Акуака никого не боится, зато его боятся все вещи у нас в квартире. Он их портит, если вещи теряют страх, а некоторых убивает. Он убил мамину вазу, и теперь в ней умирает каждый третий цветок. Мама тогда очень пугается, она считает, что если в вазе число цветов чётное, то это к смерти, потому что только на похороны приносят по четыре цветка.
После той среды, когда они кричали на кухне, в четверг вечером, мы уже поужинали, папа с мамой разговаривали друг с другом. Меня не было, я в комнате рисовал вокзал, но прислушивался, мне было нужно.
«Говорили мне, что для женщины мужчина лишь средство», — слышу я говорит папа.
«Кто говорил?» — это говорит мама.
«Есть кому говорить», — отвечает папа каким-то не своим голосом.
Я знаю, что говорит не он, это говорит акуака. Я слышал, как в коридоре шелестели обои и этот вредный человечек прошёл на кухню, встал за папиной спиной и говорит голосом папы.
Я хотел пойти сказать, чтобы его не слушали, но на вокзале объявили как раз, что поезд Северогорск — Ковальск прибывает на третий путь. Я начал рисовать пассажиров и потому пропустил слова, которые они говорили после.
А ещё после приехал дедушка, и они с папой сначала спорили очень громко, а потом мама пришла ко мне и сидела молча, пока я рисовал дядьку с рыжим хвостом, как он стоит в очереди на 27-й троллейбус.
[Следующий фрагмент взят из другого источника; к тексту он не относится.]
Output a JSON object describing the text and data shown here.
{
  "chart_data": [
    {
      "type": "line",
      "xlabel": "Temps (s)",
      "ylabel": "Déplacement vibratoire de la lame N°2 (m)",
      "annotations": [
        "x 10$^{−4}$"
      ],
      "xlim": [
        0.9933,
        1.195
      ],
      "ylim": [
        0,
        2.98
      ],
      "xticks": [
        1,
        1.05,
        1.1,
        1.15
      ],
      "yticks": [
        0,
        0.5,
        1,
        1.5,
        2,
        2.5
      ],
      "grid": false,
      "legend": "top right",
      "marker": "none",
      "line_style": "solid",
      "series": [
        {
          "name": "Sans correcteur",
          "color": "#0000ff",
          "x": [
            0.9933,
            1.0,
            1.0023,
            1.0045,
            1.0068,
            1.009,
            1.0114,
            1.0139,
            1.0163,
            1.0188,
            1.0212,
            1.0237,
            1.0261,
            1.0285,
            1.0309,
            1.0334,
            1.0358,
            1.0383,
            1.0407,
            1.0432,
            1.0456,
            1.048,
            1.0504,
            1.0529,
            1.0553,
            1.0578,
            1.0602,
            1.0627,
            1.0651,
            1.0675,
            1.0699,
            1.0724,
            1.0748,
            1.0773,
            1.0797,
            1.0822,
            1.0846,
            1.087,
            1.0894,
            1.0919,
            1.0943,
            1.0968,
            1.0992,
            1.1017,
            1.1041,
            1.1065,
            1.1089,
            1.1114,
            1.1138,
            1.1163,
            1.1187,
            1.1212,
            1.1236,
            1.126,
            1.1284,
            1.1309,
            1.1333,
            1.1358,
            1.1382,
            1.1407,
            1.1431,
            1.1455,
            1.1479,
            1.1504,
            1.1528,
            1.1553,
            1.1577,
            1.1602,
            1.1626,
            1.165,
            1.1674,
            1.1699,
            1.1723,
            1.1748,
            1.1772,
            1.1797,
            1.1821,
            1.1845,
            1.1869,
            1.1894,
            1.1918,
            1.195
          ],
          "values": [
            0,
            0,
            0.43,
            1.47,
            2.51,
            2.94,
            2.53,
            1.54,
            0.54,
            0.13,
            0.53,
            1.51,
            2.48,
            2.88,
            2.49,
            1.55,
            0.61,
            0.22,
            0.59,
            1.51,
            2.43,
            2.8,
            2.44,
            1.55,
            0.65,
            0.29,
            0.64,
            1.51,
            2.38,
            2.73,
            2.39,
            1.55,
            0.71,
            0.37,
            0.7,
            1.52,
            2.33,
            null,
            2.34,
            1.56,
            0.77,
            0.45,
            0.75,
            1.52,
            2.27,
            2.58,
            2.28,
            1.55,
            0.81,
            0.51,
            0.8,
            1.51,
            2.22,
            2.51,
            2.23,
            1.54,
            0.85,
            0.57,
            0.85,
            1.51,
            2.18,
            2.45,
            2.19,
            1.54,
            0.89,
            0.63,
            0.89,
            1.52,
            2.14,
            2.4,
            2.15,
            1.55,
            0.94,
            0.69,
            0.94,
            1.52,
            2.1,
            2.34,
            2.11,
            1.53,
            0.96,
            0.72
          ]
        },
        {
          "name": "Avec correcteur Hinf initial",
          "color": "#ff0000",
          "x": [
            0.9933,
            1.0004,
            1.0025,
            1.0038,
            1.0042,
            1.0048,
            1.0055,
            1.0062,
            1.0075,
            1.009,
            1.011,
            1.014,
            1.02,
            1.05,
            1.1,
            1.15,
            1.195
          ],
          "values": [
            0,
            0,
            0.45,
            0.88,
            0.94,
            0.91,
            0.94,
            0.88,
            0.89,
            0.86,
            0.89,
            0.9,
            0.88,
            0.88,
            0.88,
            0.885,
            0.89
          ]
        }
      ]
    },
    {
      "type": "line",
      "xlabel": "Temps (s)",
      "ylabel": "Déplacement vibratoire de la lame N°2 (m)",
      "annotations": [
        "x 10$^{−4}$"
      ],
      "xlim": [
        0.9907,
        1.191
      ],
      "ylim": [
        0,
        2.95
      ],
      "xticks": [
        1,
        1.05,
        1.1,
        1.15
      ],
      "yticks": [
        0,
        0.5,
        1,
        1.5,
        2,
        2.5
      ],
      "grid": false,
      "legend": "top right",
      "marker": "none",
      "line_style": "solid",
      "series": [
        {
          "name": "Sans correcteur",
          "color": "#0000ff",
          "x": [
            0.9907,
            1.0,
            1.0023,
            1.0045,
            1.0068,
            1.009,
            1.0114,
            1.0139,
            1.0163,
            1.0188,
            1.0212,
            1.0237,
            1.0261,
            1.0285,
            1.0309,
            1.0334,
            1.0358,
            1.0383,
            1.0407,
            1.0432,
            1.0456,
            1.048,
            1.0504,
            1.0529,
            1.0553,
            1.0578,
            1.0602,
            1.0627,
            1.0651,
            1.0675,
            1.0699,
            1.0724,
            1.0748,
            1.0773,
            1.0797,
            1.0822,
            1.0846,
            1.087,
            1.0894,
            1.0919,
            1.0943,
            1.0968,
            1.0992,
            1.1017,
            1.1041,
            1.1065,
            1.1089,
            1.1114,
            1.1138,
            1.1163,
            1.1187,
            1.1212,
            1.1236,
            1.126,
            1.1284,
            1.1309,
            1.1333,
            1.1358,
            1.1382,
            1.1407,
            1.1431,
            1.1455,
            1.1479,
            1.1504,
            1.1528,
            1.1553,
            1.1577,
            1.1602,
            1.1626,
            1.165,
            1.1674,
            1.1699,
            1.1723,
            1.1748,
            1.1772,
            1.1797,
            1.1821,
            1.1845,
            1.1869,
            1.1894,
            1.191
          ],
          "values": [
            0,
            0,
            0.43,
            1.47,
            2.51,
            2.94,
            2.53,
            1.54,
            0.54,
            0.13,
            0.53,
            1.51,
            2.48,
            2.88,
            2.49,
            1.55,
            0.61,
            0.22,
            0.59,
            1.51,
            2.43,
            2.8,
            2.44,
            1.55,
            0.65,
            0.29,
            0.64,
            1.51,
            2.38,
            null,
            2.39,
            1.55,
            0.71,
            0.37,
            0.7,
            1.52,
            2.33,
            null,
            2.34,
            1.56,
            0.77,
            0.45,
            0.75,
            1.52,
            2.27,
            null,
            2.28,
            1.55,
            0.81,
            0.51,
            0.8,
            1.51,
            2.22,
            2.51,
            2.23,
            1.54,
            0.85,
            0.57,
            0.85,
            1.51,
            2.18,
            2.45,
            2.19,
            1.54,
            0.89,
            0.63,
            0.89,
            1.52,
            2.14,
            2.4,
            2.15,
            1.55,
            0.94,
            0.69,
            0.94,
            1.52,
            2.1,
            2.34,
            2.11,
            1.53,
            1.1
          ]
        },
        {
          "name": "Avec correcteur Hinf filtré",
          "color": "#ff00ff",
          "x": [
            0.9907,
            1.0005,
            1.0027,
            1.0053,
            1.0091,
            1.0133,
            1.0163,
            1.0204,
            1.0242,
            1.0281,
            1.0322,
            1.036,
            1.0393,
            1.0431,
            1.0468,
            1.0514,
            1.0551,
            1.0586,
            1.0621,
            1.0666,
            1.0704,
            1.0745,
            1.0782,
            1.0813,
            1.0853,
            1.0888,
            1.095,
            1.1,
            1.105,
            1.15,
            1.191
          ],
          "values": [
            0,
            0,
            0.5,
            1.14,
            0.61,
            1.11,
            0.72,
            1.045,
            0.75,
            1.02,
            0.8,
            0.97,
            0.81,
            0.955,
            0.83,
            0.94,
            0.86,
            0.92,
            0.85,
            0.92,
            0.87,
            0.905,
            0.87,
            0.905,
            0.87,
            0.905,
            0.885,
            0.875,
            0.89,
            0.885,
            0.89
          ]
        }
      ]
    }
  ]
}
«В войну немцы убивали стариков и детей, — в это время говорил дедушка, — и писатель Эренбург придумал очень правильные слова: „Убей немца!“, и эти его слова были развешаны по всей стране на плакатах. А сейчас идёт другая война, и эти ваши, которые вас науськивают, уничтожают страну, её будущее, русский мир наш уничтожают. Отменить бы всю вашу демократию да посажать ваших уродов на кол».
«Ты фашист, — кричит ему папа. — Все, кто за смертную казнь, — фашисты».
«Я фашист, — спокойно говорит ему дедушка. — Только я тот фашист, который бил фашистов под Ленинградом».
Потом мама спросила меня про хвост. Я сказал, что дяденька едет с ёлки, на которой лисой работал, и забыл его отстегнуть. Это чтобы мама не волновалась. Ведь на самом деле хвост настоящий. Вон он как висит и подёргивается.
Папа убежал в свой «Фейсбук», а дедушка пришёл в мою комнату и стал рассказывать про свой «Скороход», где он работал в мотоциклетной лаборатории. Он про это всегда рассказывает. Про то, как он сдавал экзамен ботинку — как во время специального пешеходного перехода из Ленинграда в Москву он возглавлял обувную лабораторию, наблюдал за состоянием ботинка, какие части — подошва или каблук — больше изнашиваются. Лаборатория находилась на мотоцикле, которым управлял дедушка. Это ещё до войны было.
Мне его рассказ нравится. Дедушка знает об этом, потому он и рассказывает его так часто.
Дедушка ушёл спать, мама тоже ушла из комнаты, папа мыл на кухне посуду.
Я послушал, как кашляет акуака, он всегда кашляет, когда прячется у себя под обоями, подошёл к зеркалу, растянул рот и стал похож на полинезийца. Завтра я ухожу из дому.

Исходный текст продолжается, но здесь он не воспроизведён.